Croissance et résilience : le FMI prêt à renforcer sa coopération avec l’Afrique
Le Fonds monétaire international (FMI) a réaffirmé, mardi à Washington, son engagement à poursuivre sa coopération avec les pays africains en vue de mobiliser des financements, soutenir des politiques économiques appropriées et accroître la résilience.
"Le FMI continuera de coopérer étroitement avec les pays africains pour appuyer des politiques judicieuses, mobiliser des financements, accroître la résilience et faire progresser les objectifs de développement de la région dans un contexte mondial de plus en plus complexe", selon une déclaration conjointe de la directrice générale du FMI et du président du groupe des gouverneurs africains, publiée à l’issue de la réunion du Groupe consultatif africain.
Cette réunion, tenue dans le cadre des Réunions de printemps 2026 du FMI et du Groupe de la Banque mondiale, a permis aux ministres et gouverneurs africains d’échanger avec la direction du FMI sur l’évolution de la conjoncture mondiale et ses répercussions sur les économies africaines.
Dans ce contexte, poursuit le document, le groupe consultatif africain a reconnu la nécessité de faire face aux chocs à court terme tout en renforçant la résilience à moyen terme, en mettant l’accent sur la maîtrise de l’inflation, la protection des populations vulnérables et l’amélioration de la gestion des finances publiques.
"La politique budgétaire devrait conjuguer crédibilité et flexibilité : les pays exportateurs de pétrole devraient épargner les recettes exceptionnelles temporaires et reconstituer leurs marges de manœuvre, tandis que les pays importateurs de pétrole devraient préserver les dépenses sociales et de développement prioritaires tout en mobilisant les recettes intérieures", ont-ils noté.

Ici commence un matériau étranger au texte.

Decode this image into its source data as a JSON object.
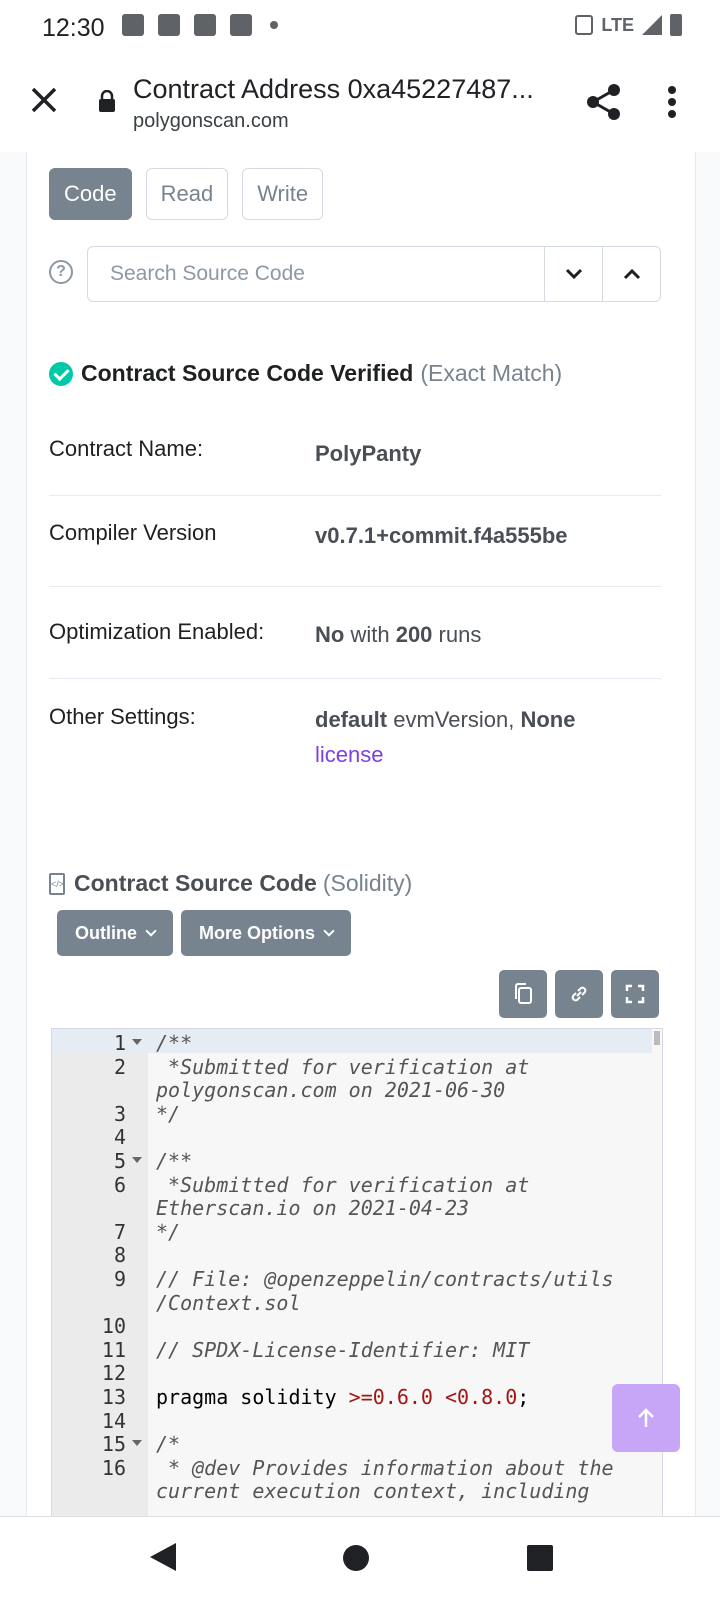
{
  "status_bar": {
    "time": "12:30",
    "network": "LTE"
  },
  "browser": {
    "title": "Contract Address 0xa45227487...",
    "domain": "polygonscan.com"
  },
  "tabs": [
    {
      "label": "Code",
      "active": true
    },
    {
      "label": "Read",
      "active": false
    },
    {
      "label": "Write",
      "active": false
    }
  ],
  "search": {
    "placeholder": "Search Source Code"
  },
  "verified": {
    "title": "Contract Source Code Verified",
    "subtitle": "(Exact Match)"
  },
  "details": {
    "contract_name_label": "Contract Name:",
    "contract_name_value": "PolyPanty",
    "compiler_label": "Compiler Version",
    "compiler_value": "v0.7.1+commit.f4a555be",
    "optimization_label": "Optimization Enabled:",
    "optimization_no": "No",
    "optimization_with": "with",
    "optimization_runs_num": "200",
    "optimization_runs": "runs",
    "other_label": "Other Settings:",
    "other_default": "default",
    "other_evm": "evmVersion,",
    "other_none": "None",
    "other_license": "license"
  },
  "source": {
    "title": "Contract Source Code",
    "language": "(Solidity)",
    "outline_label": "Outline",
    "more_options_label": "More Options"
  },
  "code_lines": [
    {
      "num": "1",
      "text": "/**"
    },
    {
      "num": "2",
      "text": " *Submitted for verification at"
    },
    {
      "num": "",
      "text": "polygonscan.com on 2021-06-30"
    },
    {
      "num": "3",
      "text": "*/"
    },
    {
      "num": "4",
      "text": ""
    },
    {
      "num": "5",
      "text": "/**"
    },
    {
      "num": "6",
      "text": " *Submitted for verification at"
    },
    {
      "num": "",
      "text": "Etherscan.io on 2021-04-23"
    },
    {
      "num": "7",
      "text": "*/"
    },
    {
      "num": "8",
      "text": ""
    },
    {
      "num": "9",
      "text": "// File: @openzeppelin/contracts/utils"
    },
    {
      "num": "",
      "text": "/Context.sol"
    },
    {
      "num": "10",
      "text": ""
    },
    {
      "num": "11",
      "text": "// SPDX-License-Identifier: MIT"
    },
    {
      "num": "12",
      "text": ""
    },
    {
      "num": "13",
      "text": "pragma solidity >=0.6.0 <0.8.0;"
    },
    {
      "num": "14",
      "text": ""
    },
    {
      "num": "15",
      "text": "/*"
    },
    {
      "num": "16",
      "text": " * @dev Provides information about the"
    },
    {
      "num": "",
      "text": "current execution context, including"
    }
  ]
}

Par ailleurs, le Groupe a insisté sur la nécessité d’accélérer les réformes structurelles, de promouvoir la diversification économique, d’approfondir l’intégration régionale et les marchés financiers intérieurs, ainsi que d'investir dans les infrastructures énergétiques et numériques essentielles pour exploiter l’intelligence artificielle de manière sûre et productive.
Il a, en outre, mis en avant l’importance de renforcer les cadres d’analyse de la viabilité de la dette et d’améliorer la transparence, dans un contexte de pressions accrues liées aux chocs extérieurs, peut-on lire dans la déclaration conjointe.
Les participants ont également appelé le FMI à poursuivre ses efforts en matière de surveillance économique, en fournissant des analyses adaptées et en renforçant les capacités des pays à faire face aux chocs.